The dollar stabilized on Thursday after slipping due to cooling U.S. inflation and declining bond yields, while the yen climbed to a one-month high amid increased expectations of a rate hike in Japan.
The yen was the most notable mover against the dollar following softer-than-expected U.S. inflation data. It extended its gains in Asian trading as the possibility of Federal Reserve rate cuts aligned with speculation about a Bank of Japan hike next week.
The yen strengthened to 155.21 per dollar, its highest level since December 19, marking a 1.2% gain over the past two sessions. Recent comments from BOJ Governor Kazuo Ueda and Deputy Ryozo Himino suggested that a rate hike would be a topic of discussion at next week’s policy meeting, with markets pricing in a 78% likelihood of a 25-basis-point increase.
“The fact that they are talking about hiking just ahead of the meeting could be a way of testing the waters,” said Bart Wakabayashi, branch manager at State Street in Tokyo.
The euro remained largely steady after the U.S. inflation report, trading at $1.0283 during the Asian session. The dollar made modest gains elsewhere, with the dollar index edging up slightly to 109.18 after three consecutive days of losses.
The foreign exchange markets showed little immediate reaction to the Gaza ceasefire agreement, though the Israeli shekel reached a one-month high on Wednesday.
Core U.S. inflation rose 0.2% month-on-month in December, aligning with forecasts and down from November’s 0.3%. On an annualized basis, inflation stood at 3.2%, slightly below expectations of 3.3%. This followed a softer-than-expected inflation reading in the U.K. and remarks from a Bank of England official advocating for lower interest rates. Traders, relieved by the inflation data, drove stocks higher and pushed benchmark 10-year Treasury yields down by over 13 basis points.
Currency reactions were more muted. While the yen extended its rally, other moves began to reverse on Thursday as traders focused on strong U.S. economic indicators and potential tariff measures tied to Donald Trump’s upcoming inauguration on January 20.

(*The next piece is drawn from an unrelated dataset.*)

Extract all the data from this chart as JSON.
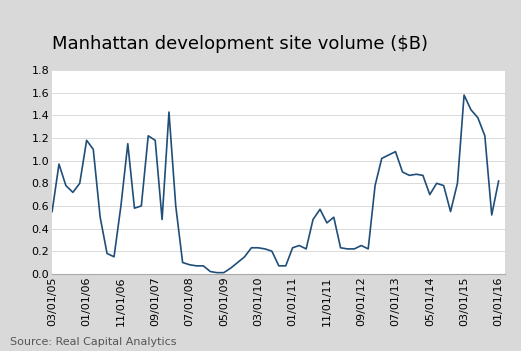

“The dollar has overshot rate spreads recently,” wrote Tim Baker, macro strategist at Deutsche Bank, in a note. “But the overshoot isn’t substantial. The dollar should also price in a risk premium given the current geopolitical environment. Historically, the dollar strengthens when U.S. growth outpaces its peers, as we’re seeing now.”
China’s yuan remained near the weaker end of its trading band at 7.3316 during the Asian session, reflecting tariff-related concerns.
The New Zealand dollar hovered at $0.5602, close to Monday’s two-year low of $0.5543, while the Australian dollar showed little sustained reaction to robust employment data. Although it briefly reached a one-week high of $0.6248, it slid below $0.62 as the session progressed, staying near Monday’s five-year low of $0.6131.
Sterling dipped 0.3% to $1.2212, and smaller currencies saw little reprieve. Indonesia’s rupiah fell to a six-month low following a surprise rate cut by Bank Indonesia on Wednesday. South Korea’s won, meanwhile, showed no significant gains despite the central bank’s decision to hold rates steady at 3% on Thursday, defying expectations of a cut.